The final part of the exercise is to create multivariable regression model to predict prices and to see how that affects the ability of the model to predict prices.
Pick numerical columns only at first, separate train and test data, then train a model.
df = df.drop(['id', 'date', 'zipcode', 'waterfront', 'view', 'condition', 'grade', 'lat', 'long'], axis=1)
# Get X matrix and y vector.
X = df.drop(['price'], axis=1).as_matrix()
y = df[['price']].as_matrix()
# Train/test split
from sklearn.linear_model import LinearRegression
from sklearn.model_selection import train_test_split
X_train, X_test, y_train, y_test = train_test_split(X, y, test_size=0.2)
# Train the regression model
lr = LinearRegression()
lr.fit(X_train, y_train)
# Generate predictions for analysis
train_predicted = lr.predict(X_train)
test_predicted = lr.predict(X_test)
# plot residuals against predictions
import matplotlib.pyplot as plt
plt.scatter(train_predicted , train_predicted - y_train, color = 'b', s=1, alpha=0.5)
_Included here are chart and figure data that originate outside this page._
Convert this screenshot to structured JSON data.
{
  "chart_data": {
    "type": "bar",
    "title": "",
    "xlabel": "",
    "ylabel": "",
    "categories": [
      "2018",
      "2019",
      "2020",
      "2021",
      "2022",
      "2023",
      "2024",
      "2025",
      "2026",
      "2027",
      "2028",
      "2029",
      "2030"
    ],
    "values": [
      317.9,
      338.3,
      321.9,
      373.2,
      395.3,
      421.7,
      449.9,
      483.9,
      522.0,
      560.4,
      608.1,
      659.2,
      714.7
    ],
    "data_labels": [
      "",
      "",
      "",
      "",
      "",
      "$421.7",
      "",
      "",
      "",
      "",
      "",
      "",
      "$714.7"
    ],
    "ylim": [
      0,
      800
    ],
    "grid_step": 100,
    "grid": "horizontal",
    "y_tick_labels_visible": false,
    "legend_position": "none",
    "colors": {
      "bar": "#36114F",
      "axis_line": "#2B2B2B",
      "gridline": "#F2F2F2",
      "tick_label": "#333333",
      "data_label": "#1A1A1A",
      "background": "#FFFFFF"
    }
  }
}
test_predicted = lr.predict(X_test)
plt.scatter(test_predicted , test_predicted - y_test, color = 'g', s=1)
plt.hlines(y=0, xmin=0, xmax = 5000000, color='r')
plt.show()
Think about how you might improve this model by
- Removing predictors that don't help
- Adding relevant categorical data.
Questions to answer for this part of the homework are:
- What are the values of the coefficients learned by the model? what is the intercept?
- How can I evaluate the quality of multivariate models since I can't plot them and look at them? Why can't I plot them directly?
- How does variance affect the model's ability to predict prices?
- What visual tools do I have to check for likely helpful predictors? Which metrics can help?
- Think about how you might use zip code to make a better model. How can we organize the 70 zip codes to provide insight into price diferentiation without adding 69 dimensions to the model?